Chennai, 22 June 2022:
Just in Time’, it is not exactly a new idea – when the cost of fuel soared into the stratosphere in the 1970s, what is now termed “just in time” arrival was hailed as a game changer, saving a king’s ransom in fuel burned as ships rushed to signal their Notice of Readiness at their arrival port.
If your ship can adjust its speed on passage to arrive just when the pilot is ready to conduct it to the berth, where the dockers are revving up their straddle carriers, there will be rejoicing all around.
Sadly, it didn’t really catch on, as masters were so concerned about missing their berths and ending up at the end of a queue, that they were unprepared to take the risk of arriving late.
Slow steaming tankers, which were barely making enough to pay the crew their wages were a somewhat different matter; oil rarely seemed to be in a hurry. But those running bulkers and liners tended to be unconvinced by the fuel-saving arguments and the charterers were generally angrier about a missed arrival slot than they were enraged by extra consumption.
Practical folk pointed out that on any oceanic crossing there were imponderables that had stood the test of centuries – not least the vagaries of wind and weather, which always encouraged a master to crack on and bank some spare time, just in case.
Today, of course, fuel economics are increasingly subservient to the shrill demands of the climate activists at IMO and elsewhere and “Just in Time” arrivals are now computed for the notional savings of the dreaded CO2, which will not be exhaled if the ship optimises her passage.
One recent study, focussing on the container trades, suggests that these deadly emissions will be reduced by as much as 14% if the speed is optimised so that the ship arrives just in time.
And while you cannot disagree with the theory, there are a lot of factors external to the ship itself that decree whether the berth will be empty and waiting as the ship passes the fairway buoy.
It is an obvious point to make that the arrival port has a major role to play in the optimization process, with the whole landside system itself also needing to be optimized, whatever that might mean.
This, of course requires the trucks and trains and barges and feeders, along with the ship loaders and ground handling gear, to be working perfectly. It isn’t helped when sea carriers suddenly put far bigger ships on their routes, causing blockages on the berths and down the landside line.
And just bear in mind that adverse weather affects container berths and port operations, just as it does in the stormy ocean. And perhaps a trifle cynically, it has to be asked whether ports have any incentive to enable sea carriers to save the planet and minimize CO2?
There are still more ports that will require ships to make their number on arrival at the anchorage and join the queue and have no arrangements to facilitate their sea passage being optimised.
The legal conundrum of the “arrived ship” hasn’t been solved in this writer’s lifetime and won’t easily be resolved, without a lot of seemingly diverse interests co-operating more freely.

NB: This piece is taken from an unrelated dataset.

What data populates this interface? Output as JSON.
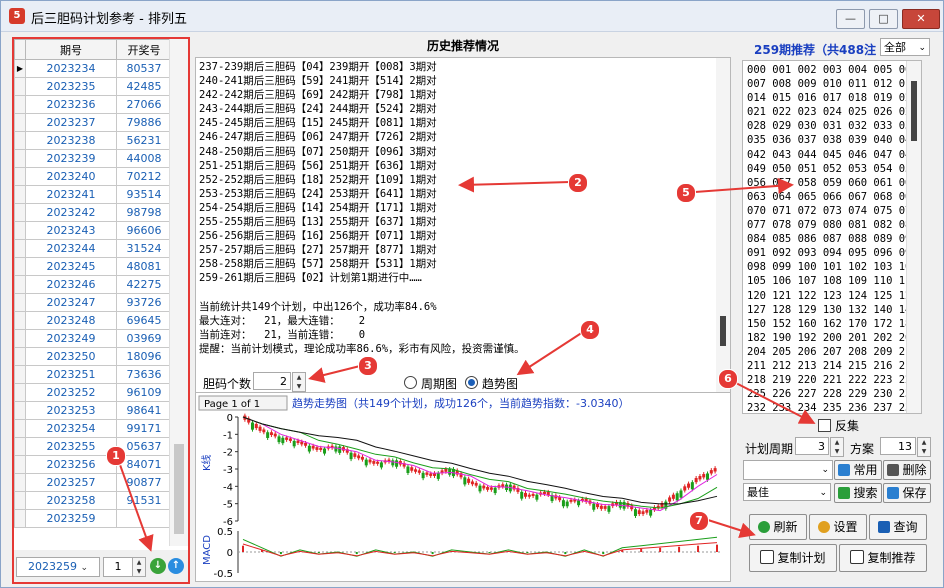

Today we have brilliant weather routeing that can provide ships with every facility for both optimising the sea passage and fuel saving. We have first-class communications and ships digitised up to their eyeballs.
But the weather which doesn’t behave as predicted, engine breakdowns, or the many and varied problems within the port and terminal conspire to make optimisation more difficult.
And while it may be unfashionable to suggest it, your arrival on time may not be assisted by the regulators, for all their best green motives, requiring the engine to be effectively de-rated and removing that useful extra horsepower, so handy to get back on schedule.